Gone from the Student Union, first built in the 1960s and remodeled a few times since, is the track mounted accordion curtain that legions of employees and students have struggled to open and close when attending functions in a cordoned-off space in the cafeteria. Also gone are the disco balls, the decade of origin you can probably guess, though they’ve been used occasionally at various functions in recent years.
Hopefully, the environment that will be in place when students arrive for the fall semester will help them and alumni to overlook the loss of the vintage digs in which memories were made. Renovation of the Que Pas snack bar constituted Phase 1 of the complex Student Union remodel. The Que Pas no longer serves food but still is a student hangout, with tables for dining or study, billiards and ping pong tables, and access to the porch to be modernized in the future. Further into the building will be a convenience store where students can pick up snacks, toiletries and other small items, and a community room/classroom that can seat up to 80-100 people. The flow of the serving and payment area will change somewhat, and there will be new kitchen and serving equipment (and the return of a soft-serve ice cream machine!). The kitchen floor is now coated in slip-resistant Granite Grip. The dining area includes storage for tables and chairs that used to be stacked in a corner, and it will have new paint, carpet, window coverings and LED lights. The restrooms have been remodeled. Under the floors and behind the walls are new pipes and wiring. I’m pleased to report that the distinctive brick arches in the Que Pas and the two nearby fireplaces with their shiny copper hoods remain.
Though the Student Union space most recently used as an art gallery is smaller, the college has made new investments in the art instruction areas in the 1900 Building, previously a metal butler building that was still occupied though it long ago reached the end of its useful life, and the 2200 Building, which opened about 10 years ago to welding, arts and agriculture.

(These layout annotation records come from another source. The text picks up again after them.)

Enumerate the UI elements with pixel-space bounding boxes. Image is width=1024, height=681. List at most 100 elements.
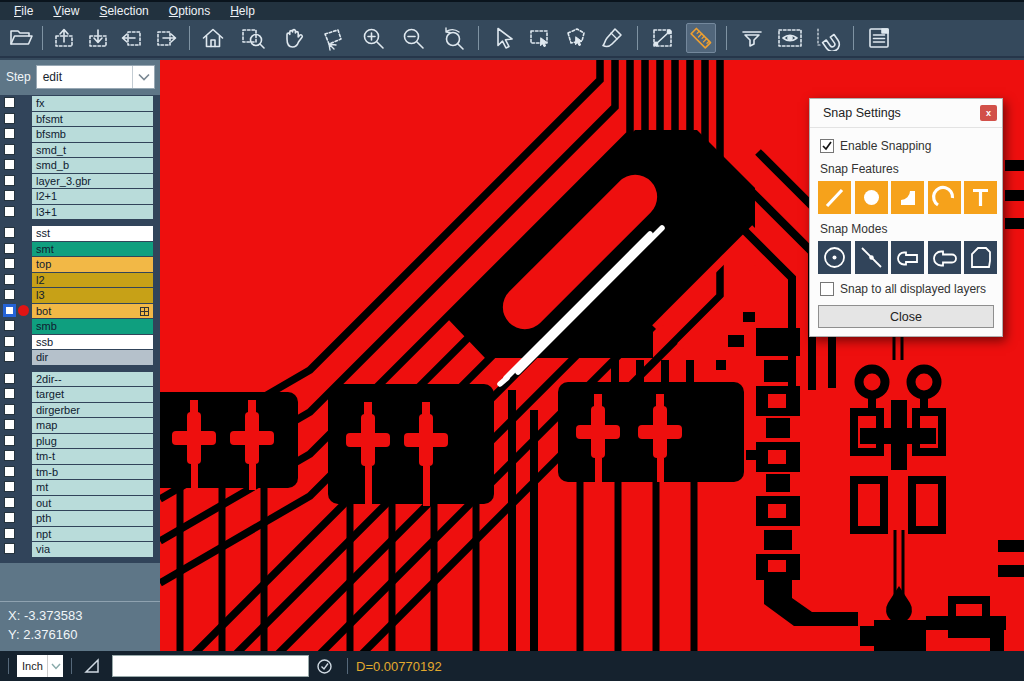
layer-row-pth[interactable]: pth bbox=[0, 511, 160, 526]
layer-row-sst[interactable]: sst bbox=[0, 226, 160, 241]
angle-mode-icon[interactable] bbox=[80, 657, 106, 675]
menu-selection[interactable]: Selection bbox=[89, 2, 158, 20]
layer-visibility-checkbox[interactable] bbox=[4, 419, 15, 430]
layer-visibility-checkbox[interactable] bbox=[4, 320, 15, 331]
layer-row-map[interactable]: map bbox=[0, 418, 160, 433]
layer-visibility-checkbox[interactable] bbox=[4, 512, 15, 523]
layer-label[interactable]: fx bbox=[32, 96, 153, 111]
layer-visibility-checkbox[interactable] bbox=[4, 190, 15, 201]
layer-visibility-checkbox[interactable] bbox=[4, 175, 15, 186]
layer-label[interactable]: l3 bbox=[32, 288, 153, 303]
layer-row-plug[interactable]: plug bbox=[0, 434, 160, 449]
layer-row-tm-t[interactable]: tm-t bbox=[0, 449, 160, 464]
command-input[interactable] bbox=[112, 655, 309, 677]
layer-visibility-checkbox[interactable] bbox=[3, 304, 16, 317]
layer-visibility-checkbox[interactable] bbox=[4, 274, 15, 285]
layer-label[interactable]: tm-t bbox=[32, 449, 153, 464]
layer-label[interactable]: l2 bbox=[32, 273, 153, 288]
pan-button[interactable] bbox=[278, 23, 308, 53]
layer-row-smd_t[interactable]: smd_t bbox=[0, 143, 160, 158]
dialog-close-icon[interactable]: x bbox=[980, 105, 997, 121]
layer-label[interactable]: top bbox=[32, 257, 153, 272]
layer-row-2dir--[interactable]: 2dir-- bbox=[0, 372, 160, 387]
layer-row-bfsmb[interactable]: bfsmb bbox=[0, 127, 160, 142]
menu-help[interactable]: Help bbox=[220, 2, 265, 20]
layer-visibility-checkbox[interactable] bbox=[4, 243, 15, 254]
layer-visibility-checkbox[interactable] bbox=[4, 466, 15, 477]
layer-visibility-checkbox[interactable] bbox=[4, 336, 15, 347]
snap-magnet-button[interactable] bbox=[813, 23, 843, 53]
snap-feature-text-button[interactable] bbox=[964, 181, 997, 214]
layer-label[interactable]: dir bbox=[32, 350, 153, 365]
layer-row-dirgerber[interactable]: dirgerber bbox=[0, 403, 160, 418]
layer-visibility-checkbox[interactable] bbox=[4, 144, 15, 155]
layer-label[interactable]: bfsmt bbox=[32, 112, 153, 127]
enable-snapping-checkbox[interactable] bbox=[820, 139, 834, 153]
arrow-down-box-button[interactable] bbox=[83, 23, 113, 53]
layer-row-l2+1[interactable]: l2+1 bbox=[0, 189, 160, 204]
open-folder-button[interactable] bbox=[6, 23, 36, 53]
layer-label[interactable]: l2+1 bbox=[32, 189, 153, 204]
layer-label[interactable]: smb bbox=[32, 319, 153, 334]
enable-snapping-row[interactable]: Enable Snapping bbox=[820, 139, 994, 153]
snap-mode-obround-right-button[interactable] bbox=[928, 241, 961, 274]
layer-visibility-checkbox[interactable] bbox=[4, 404, 15, 415]
layer-label[interactable]: target bbox=[32, 387, 153, 402]
layer-label[interactable]: ssb bbox=[32, 335, 153, 350]
layer-visibility-checkbox[interactable] bbox=[4, 128, 15, 139]
layer-label[interactable]: 2dir-- bbox=[32, 372, 153, 387]
layer-row-dir[interactable]: dir bbox=[0, 350, 160, 365]
layer-label[interactable]: smt bbox=[32, 242, 153, 257]
home-button[interactable] bbox=[198, 23, 228, 53]
arrow-left-box-button[interactable] bbox=[117, 23, 147, 53]
layer-label[interactable]: layer_3.gbr bbox=[32, 174, 153, 189]
layer-label[interactable]: tm-b bbox=[32, 465, 153, 480]
snap-mode-obround-left-button[interactable] bbox=[891, 241, 924, 274]
layer-visibility-checkbox[interactable] bbox=[4, 497, 15, 508]
layer-visibility-checkbox[interactable] bbox=[4, 435, 15, 446]
snap-all-layers-row[interactable]: Snap to all displayed layers bbox=[820, 282, 994, 296]
layer-row-smb[interactable]: smb bbox=[0, 319, 160, 334]
snap-feature-arc-button[interactable] bbox=[928, 181, 961, 214]
layer-row-npt[interactable]: npt bbox=[0, 527, 160, 542]
layer-row-smd_b[interactable]: smd_b bbox=[0, 158, 160, 173]
units-select[interactable]: Inch bbox=[17, 655, 63, 677]
layer-row-bfsmt[interactable]: bfsmt bbox=[0, 112, 160, 127]
layer-visibility-checkbox[interactable] bbox=[4, 388, 15, 399]
zoom-previous-button[interactable] bbox=[438, 23, 468, 53]
layer-row-target[interactable]: target bbox=[0, 387, 160, 402]
select-rect-button[interactable] bbox=[525, 23, 555, 53]
layer-label[interactable]: map bbox=[32, 418, 153, 433]
layer-row-out[interactable]: out bbox=[0, 496, 160, 511]
layer-label[interactable]: out bbox=[32, 496, 153, 511]
layer-visibility-checkbox[interactable] bbox=[4, 450, 15, 461]
layer-label[interactable]: sst bbox=[32, 226, 153, 241]
layer-label[interactable]: pth bbox=[32, 511, 153, 526]
zoom-in-button[interactable] bbox=[358, 23, 388, 53]
sync-icon[interactable] bbox=[309, 658, 339, 675]
layer-visibility-checkbox[interactable] bbox=[4, 373, 15, 384]
step-select[interactable]: edit bbox=[36, 65, 155, 89]
layer-label[interactable]: bfsmb bbox=[32, 127, 153, 142]
layer-label[interactable]: via bbox=[32, 542, 153, 557]
snap-feature-surface-button[interactable] bbox=[891, 181, 924, 214]
layer-visibility-checkbox[interactable] bbox=[4, 258, 15, 269]
layer-label[interactable]: dirgerber bbox=[32, 403, 153, 418]
chevron-down-icon[interactable] bbox=[132, 66, 154, 88]
snap-mode-center-button[interactable] bbox=[818, 241, 851, 274]
measure-line-button[interactable] bbox=[648, 23, 678, 53]
zoom-window-button[interactable] bbox=[238, 23, 268, 53]
snap-mode-midpoint-button[interactable] bbox=[855, 241, 888, 274]
layer-row-via[interactable]: via bbox=[0, 542, 160, 557]
layer-row-bot[interactable]: bot bbox=[0, 304, 160, 319]
view-visibility-button[interactable] bbox=[775, 23, 805, 53]
layer-visibility-checkbox[interactable] bbox=[4, 113, 15, 124]
select-polygon-button[interactable] bbox=[561, 23, 591, 53]
dialog-title-bar[interactable]: Snap Settings x bbox=[810, 99, 1002, 128]
snap-mode-polygon-button[interactable] bbox=[964, 241, 997, 274]
menu-view[interactable]: View bbox=[43, 2, 89, 20]
zoom-out-button[interactable] bbox=[398, 23, 428, 53]
layer-visibility-checkbox[interactable] bbox=[4, 206, 15, 217]
layer-row-fx[interactable]: fx bbox=[0, 96, 160, 111]
layer-row-ssb[interactable]: ssb bbox=[0, 335, 160, 350]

The north side of the 1900 Building, which some might remember as an agriculture classroom, is being demolished. The south side, most recently used as a somewhat meandering indoor/outdoor art learning space, is being reroofed and converted into an airy 3,000-square-foot outdoor kiln area that will include three electric and two gas kilns. Students will have easy access to new art classrooms just steps away in the 2200 building. An outdoor fabrication area was enclosed to create a 2D art classroom for 24, a clay room, a glaze room and two additional art classrooms with plenty of storage space. The ceramics classrooms are intended to help mitigate dust that can impact a student’s final product. The space incorporates an open design and plenty of natural light, and an outdoor area that has been prone to flooding is being regraded.
We are fortunate to have a very dedicated and knowledgeable facilities, maintenance and custodial staff to help with these projects. I can’t name them all but want to extend sincere thanks to every employee, contractor and inmate laborer who is going above and beyond to turn these projects into reality, as well as to those who will accommodate student needs until the projects are complete. You are proud of this institution and it shows.